Simon wären fast die Augen aus dem Kopf gefallen, als er Nadja vor der Haustür stehen sah. »Nadja!«, rief er überrascht, aber sofort hatte er sich wieder gefangen. Wie wollte er noch gleich sein? Nicht zu überheblich, nicht zu zerknirscht. »Na?« Er legte ein Grinsen auf, von dem er meinte, es würde bei Nadja gut ankommen. »Komm rein.«

»Nein, ich wollte dich nur was fragen.«

Was konnte denn jetzt kommen?
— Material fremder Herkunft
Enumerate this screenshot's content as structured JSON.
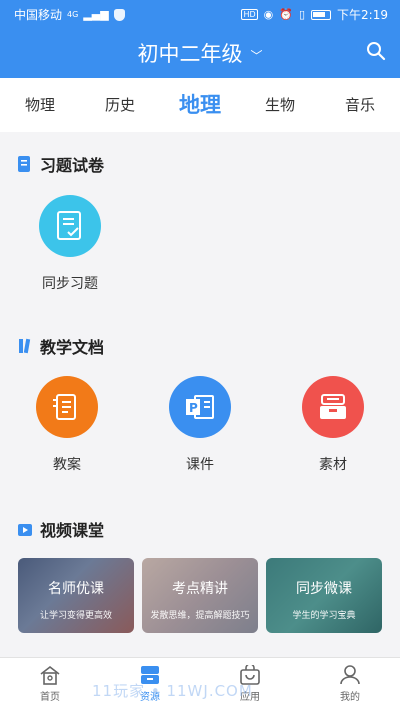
{
  "status_bar": {
    "carrier": "中国移动",
    "network": "4G",
    "time": "下午2:19",
    "hd": "HD"
  },
  "header": {
    "title": "初中二年级"
  },
  "tabs": [
    {
      "label": "物理"
    },
    {
      "label": "历史"
    },
    {
      "label": "地理",
      "active": true
    },
    {
      "label": "生物"
    },
    {
      "label": "音乐"
    }
  ],
  "sections": {
    "exercises": {
      "title": "习题试卷",
      "items": [
        {
          "label": "同步习题",
          "icon": "checklist-icon",
          "color": "#3cc4ea"
        }
      ]
    },
    "documents": {
      "title": "教学文档",
      "items": [
        {
          "label": "教案",
          "icon": "lesson-plan-icon",
          "color": "#f27a18"
        },
        {
          "label": "课件",
          "icon": "ppt-icon",
          "color": "#3a8ff0"
        },
        {
          "label": "素材",
          "icon": "archive-icon",
          "color": "#f0524d"
        }
      ]
    },
    "videos": {
      "title": "视频课堂",
      "cards": [
        {
          "title": "名师优课",
          "subtitle": "让学习变得更高效"
        },
        {
          "title": "考点精讲",
          "subtitle": "发散思维，提高解题技巧"
        },
        {
          "title": "同步微课",
          "subtitle": "学生的学习宝典"
        }
      ]
    }
  },
  "bottom_nav": [
    {
      "label": "首页",
      "icon": "home-icon"
    },
    {
      "label": "资源",
      "icon": "resource-icon",
      "active": true
    },
    {
      "label": "应用",
      "icon": "bag-icon"
    },
    {
      "label": "我的",
      "icon": "user-icon"
    }
  ],
  "watermark": "11玩家 • 11WJ.COM",
  "colors": {
    "primary": "#3a8ff0",
    "background": "#f4f4f6"
  }
}
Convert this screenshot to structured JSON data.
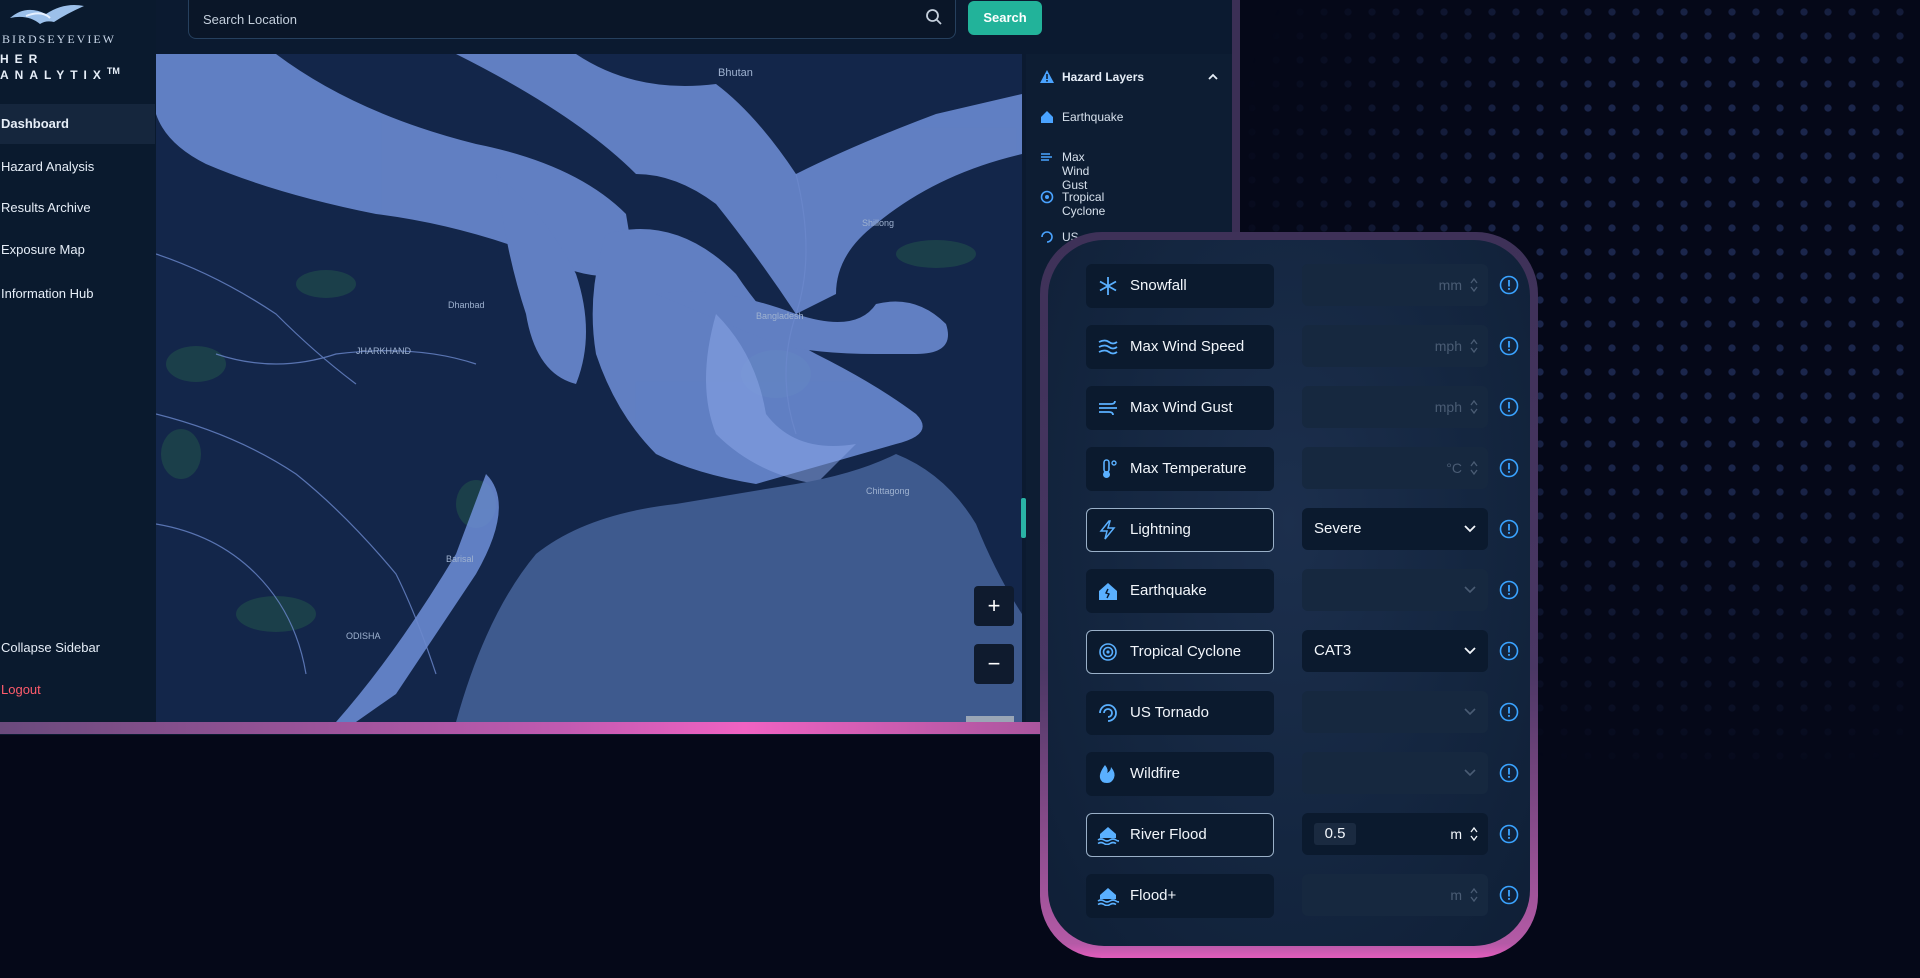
{
  "brand": {
    "line1": "BIRDSEYEVIEW",
    "line2": "HER ANALYTIX",
    "tm": "TM"
  },
  "nav": [
    {
      "label": "Dashboard"
    },
    {
      "label": "Hazard Analysis"
    },
    {
      "label": "Results Archive"
    },
    {
      "label": "Exposure Map"
    },
    {
      "label": "Information Hub"
    }
  ],
  "sidebar_footer": {
    "collapse": "Collapse Sidebar",
    "logout": "Logout"
  },
  "search": {
    "placeholder": "Search Location",
    "button": "Search"
  },
  "map": {
    "zoom_in": "+",
    "zoom_out": "−",
    "labels": [
      "Bhutan",
      "Dhanbad",
      "JHARKHAND",
      "ODISHA",
      "Barisal",
      "Chittagong",
      "Shillong",
      "Bangladesh"
    ]
  },
  "hazard_layers": {
    "title": "Hazard Layers",
    "items": [
      {
        "label": "Earthquake",
        "icon": "house-quake-icon"
      },
      {
        "label": "Max Wind Gust",
        "icon": "wind-gust-icon"
      },
      {
        "label": "Tropical Cyclone",
        "icon": "cyclone-icon"
      },
      {
        "label": "US Tornado",
        "icon": "tornado-icon"
      }
    ]
  },
  "hazard_settings": [
    {
      "label": "Snowfall",
      "icon": "snowflake-icon",
      "selected": false,
      "control": "number",
      "value": "",
      "unit": "mm"
    },
    {
      "label": "Max Wind Speed",
      "icon": "wind-icon",
      "selected": false,
      "control": "number",
      "value": "",
      "unit": "mph"
    },
    {
      "label": "Max Wind Gust",
      "icon": "wind-gust-icon",
      "selected": false,
      "control": "number",
      "value": "",
      "unit": "mph"
    },
    {
      "label": "Max Temperature",
      "icon": "thermometer-icon",
      "selected": false,
      "control": "number",
      "value": "",
      "unit": "°C"
    },
    {
      "label": "Lightning",
      "icon": "lightning-icon",
      "selected": true,
      "control": "select",
      "value": "Severe",
      "unit": ""
    },
    {
      "label": "Earthquake",
      "icon": "house-quake-icon",
      "selected": false,
      "control": "select",
      "value": "",
      "unit": ""
    },
    {
      "label": "Tropical Cyclone",
      "icon": "cyclone-icon",
      "selected": true,
      "control": "select",
      "value": "CAT3",
      "unit": ""
    },
    {
      "label": "US Tornado",
      "icon": "tornado-icon",
      "selected": false,
      "control": "select",
      "value": "",
      "unit": ""
    },
    {
      "label": "Wildfire",
      "icon": "fire-icon",
      "selected": false,
      "control": "select",
      "value": "",
      "unit": ""
    },
    {
      "label": "River Flood",
      "icon": "flood-house-icon",
      "selected": true,
      "control": "number",
      "value": "0.5",
      "unit": "m"
    },
    {
      "label": "Flood+",
      "icon": "flood-house-icon",
      "selected": false,
      "control": "number",
      "value": "",
      "unit": "m"
    }
  ],
  "colors": {
    "accent": "#22b39a",
    "info": "#3aa3ff",
    "logout": "#ff5c6c",
    "card_glow": "#e25cbc"
  }
}
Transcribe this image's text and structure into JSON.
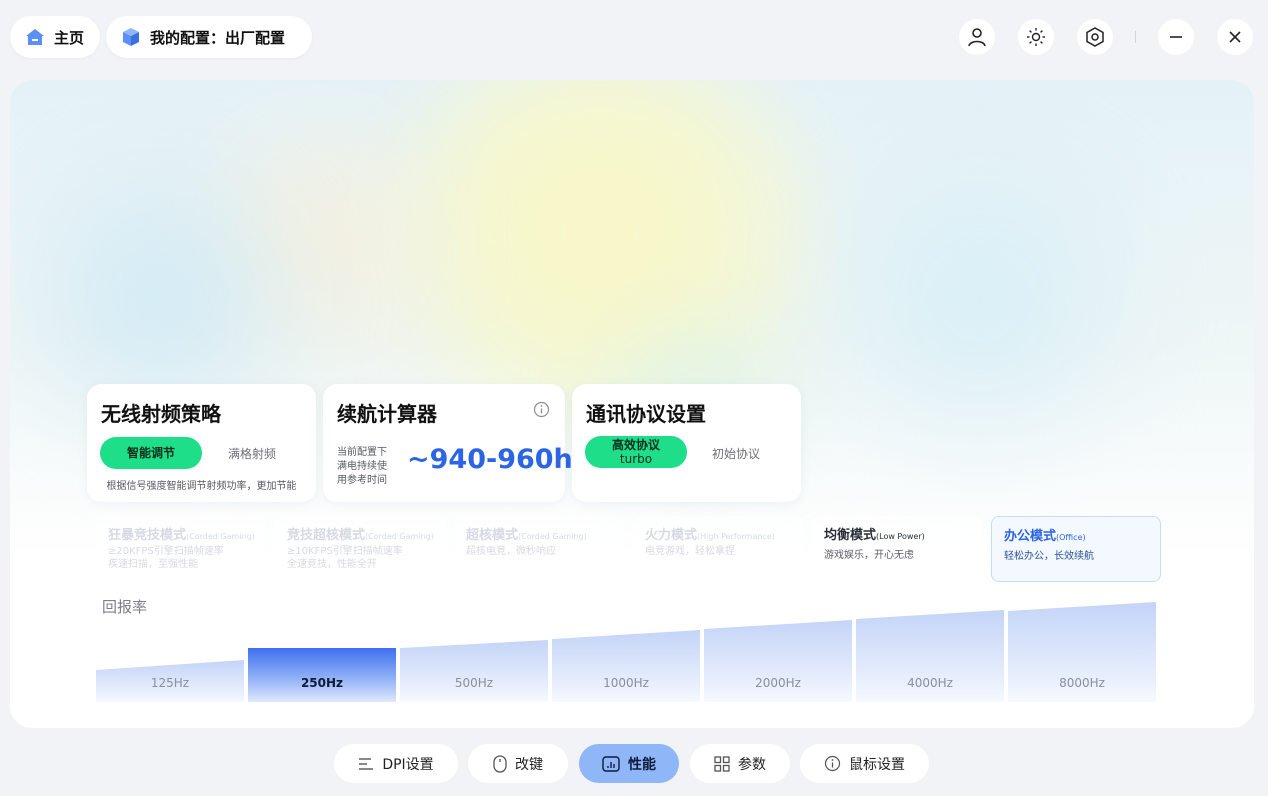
{
  "header": {
    "home_label": "主页",
    "config_label": "我的配置：出厂配置"
  },
  "rf_strategy": {
    "title": "无线射频策略",
    "option_active": "智能调节",
    "option_inactive": "满格射频",
    "description": "根据信号强度智能调节射频功率，更加节能"
  },
  "battery_calc": {
    "title": "续航计算器",
    "note_line1": "当前配置下",
    "note_line2": "满电持续使",
    "note_line3": "用参考时间",
    "value": "~940-960h"
  },
  "protocol": {
    "title": "通讯协议设置",
    "option_active_line1": "高效协议",
    "option_active_line2": "turbo",
    "option_inactive": "初始协议"
  },
  "modes": [
    {
      "name": "狂暴竞技模式",
      "en": "(Corded Gaming)",
      "desc1": "≥20KFPS引擎扫描帧速率",
      "desc2": "疾速扫描，至强性能"
    },
    {
      "name": "竞技超核模式",
      "en": "(Corded Gaming)",
      "desc1": "≥10KFPS引擎扫描帧速率",
      "desc2": "全速竞技，性能全开"
    },
    {
      "name": "超核模式",
      "en": "(Corded Gaming)",
      "desc1": "超核电竞，微秒响应",
      "desc2": ""
    },
    {
      "name": "火力模式",
      "en": "(High Performance)",
      "desc1": "电竞游戏，轻松拿捏",
      "desc2": ""
    },
    {
      "name": "均衡模式",
      "en": "(Low Power)",
      "desc1": "游戏娱乐，开心无虑",
      "desc2": ""
    },
    {
      "name": "办公模式",
      "en": "(Office)",
      "desc1": "轻松办公，长效续航",
      "desc2": ""
    }
  ],
  "polling": {
    "label": "回报率",
    "rates": [
      "125Hz",
      "250Hz",
      "500Hz",
      "1000Hz",
      "2000Hz",
      "4000Hz",
      "8000Hz"
    ],
    "selected": "250Hz"
  },
  "nav": {
    "dpi": "DPI设置",
    "keys": "改键",
    "performance": "性能",
    "params": "参数",
    "mouse": "鼠标设置"
  },
  "colors": {
    "accent_green": "#1ede8a",
    "accent_blue": "#2b64e4",
    "selected_bar": "#3f6ff0",
    "nav_active": "#8fb6f7"
  }
}
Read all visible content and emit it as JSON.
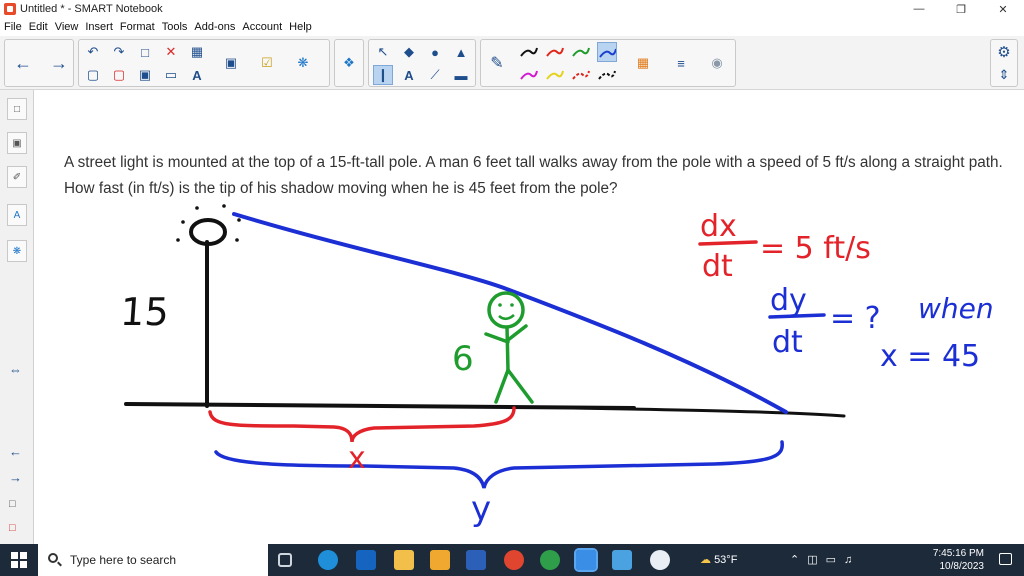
{
  "window": {
    "title": "Untitled * - SMART Notebook",
    "minimize": "—",
    "restore": "❐",
    "close": "✕"
  },
  "menu": [
    "File",
    "Edit",
    "View",
    "Insert",
    "Format",
    "Tools",
    "Add-ons",
    "Account",
    "Help"
  ],
  "toolbar": {
    "group1_icons": [
      "back-icon",
      "forward-icon"
    ],
    "group2_icons": [
      "undo-icon",
      "redo-icon",
      "new-page-icon",
      "delete-icon",
      "table-icon",
      "screen-shade-icon",
      "document-camera-icon",
      "lesson-activity-icon",
      "addons-icon"
    ],
    "group3_icons": [
      "select-icon",
      "shapes-icon",
      "fill-icon",
      "text-icon",
      "line-icon",
      "eraser-icon"
    ],
    "pen_colors": [
      "#111111",
      "#e0261a",
      "#1f9a2d",
      "#1a3fd0",
      "#d21ad2",
      "#e6d21a",
      "#e0261a",
      "#111111"
    ],
    "settings_icon": "gear-icon"
  },
  "sidebar": {
    "buttons": [
      "page-sorter-icon",
      "gallery-icon",
      "attachments-icon",
      "properties-icon",
      "addons-tab-icon"
    ],
    "move_icon": "⇔"
  },
  "canvas": {
    "problem_text": "A street light is mounted at the top of a 15-ft-tall pole. A man 6 feet tall walks away from the pole with a speed of 5 ft/s along a straight path. How fast (in ft/s) is the tip of his shadow moving when he is 45 feet from the pole?",
    "label_15": "15",
    "label_6": "6",
    "label_x": "x",
    "label_y": "y",
    "rate_dx": "dx",
    "rate_dt": "dt",
    "rate_value": "= 5 ft/s",
    "rate_dy": "dy",
    "rate_dt2": "dt",
    "rate_unknown": "= ?",
    "when_text": "when",
    "condition": "x = 45",
    "colors": {
      "red": "#e3232a",
      "blue": "#1b2fd4",
      "green": "#1e9c2e",
      "black": "#111111"
    }
  },
  "taskbar": {
    "search_placeholder": "Type here to search",
    "weather": "53°F",
    "time": "7:45:16 PM",
    "date": "10/8/2023"
  }
}
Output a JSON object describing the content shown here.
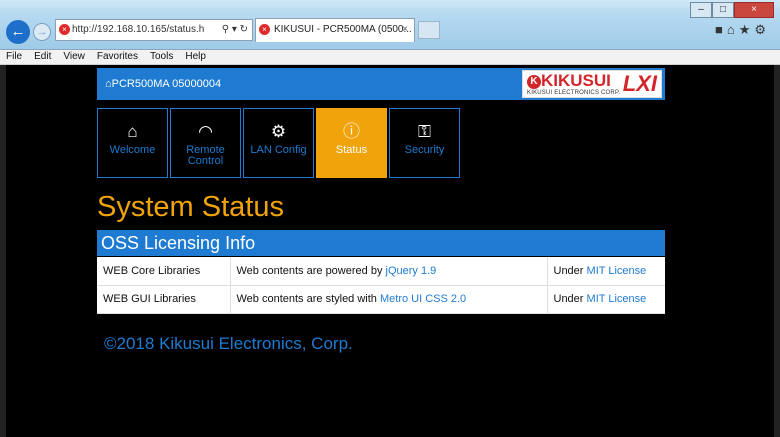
{
  "browser": {
    "address": "http://192.168.10.165/status.h",
    "tab_title": "KIKUSUI - PCR500MA (0500...",
    "menu": [
      "File",
      "Edit",
      "View",
      "Favorites",
      "Tools",
      "Help"
    ]
  },
  "header": {
    "device": "PCR500MA 05000004",
    "logo_brand": "KIKUSUI",
    "logo_sub": "KIKUSUI ELECTRONICS CORP.",
    "logo_lxi": "LXI"
  },
  "nav": [
    {
      "label": "Welcome",
      "icon": "home-icon",
      "active": false
    },
    {
      "label": "Remote Control",
      "icon": "gauge-icon",
      "active": false
    },
    {
      "label": "LAN Config",
      "icon": "gear-icon",
      "active": false
    },
    {
      "label": "Status",
      "icon": "info-icon",
      "active": true
    },
    {
      "label": "Security",
      "icon": "key-icon",
      "active": false
    }
  ],
  "page_title": "System Status",
  "section_title": "OSS Licensing Info",
  "table": [
    {
      "name": "WEB Core Libraries",
      "desc_prefix": "Web contents are powered by ",
      "desc_link": "jQuery 1.9",
      "lic_prefix": "Under ",
      "lic_link": "MIT License"
    },
    {
      "name": "WEB GUI Libraries",
      "desc_prefix": "Web contents are styled with ",
      "desc_link": "Metro UI CSS 2.0",
      "lic_prefix": "Under ",
      "lic_link": "MIT License"
    }
  ],
  "footer": "©2018 Kikusui Electronics, Corp.",
  "colors": {
    "accent": "#1e7bd1",
    "active_tile": "#f0a30a",
    "brand_red": "#d3262a"
  }
}
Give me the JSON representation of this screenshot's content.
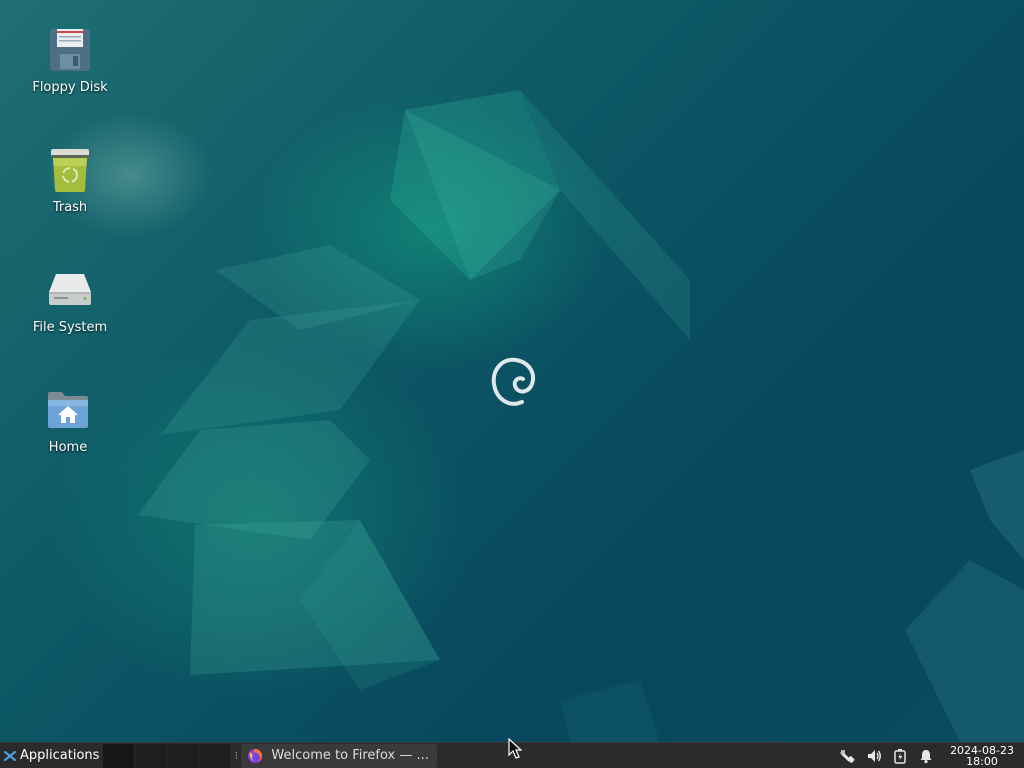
{
  "desktop": {
    "icons": [
      {
        "label": "Floppy Disk",
        "icon": "floppy-disk-icon"
      },
      {
        "label": "Trash",
        "icon": "trash-icon"
      },
      {
        "label": "File System",
        "icon": "hard-drive-icon"
      },
      {
        "label": "Home",
        "icon": "home-folder-icon"
      }
    ],
    "logo": "debian-swirl-logo"
  },
  "taskbar": {
    "applications_label": "Applications",
    "applications_icon": "xfce-menu-icon",
    "workspaces": 4,
    "window_buttons": [
      {
        "label": "Welcome to Firefox — ...",
        "icon": "firefox-icon"
      }
    ],
    "tray_icons": [
      "network-wired-icon",
      "volume-icon",
      "battery-charging-icon",
      "notification-bell-icon"
    ],
    "clock": {
      "date": "2024-08-23",
      "time": "18:00"
    }
  },
  "colors": {
    "desktop_bg": "#0d5a66",
    "taskbar_bg": "#2b2b2b",
    "accent": "#1aa88a"
  }
}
Hatte er schon wieder irgendwas Dummes angestellt? Oder sein verrücktes Gegenüber? Simon zwang sich zur Ruhe. Nur nichts anmerken lassen. »Ja, was denn?«

Nadja musterte ihn, als wollte sie eine Botschaft in seinen Augen lesen. Simon festigte seinen Blick. Freundlich, siegessicher, aber undurchdringbar. Niemand, dem er es nicht ausdrücklich erlaubte, konnte in Simons Augen irgendetwas lesen.

»Wer schläft eigentlich auf der Matratze dort in der Ecke?«, fragte Nadja gerade heraus.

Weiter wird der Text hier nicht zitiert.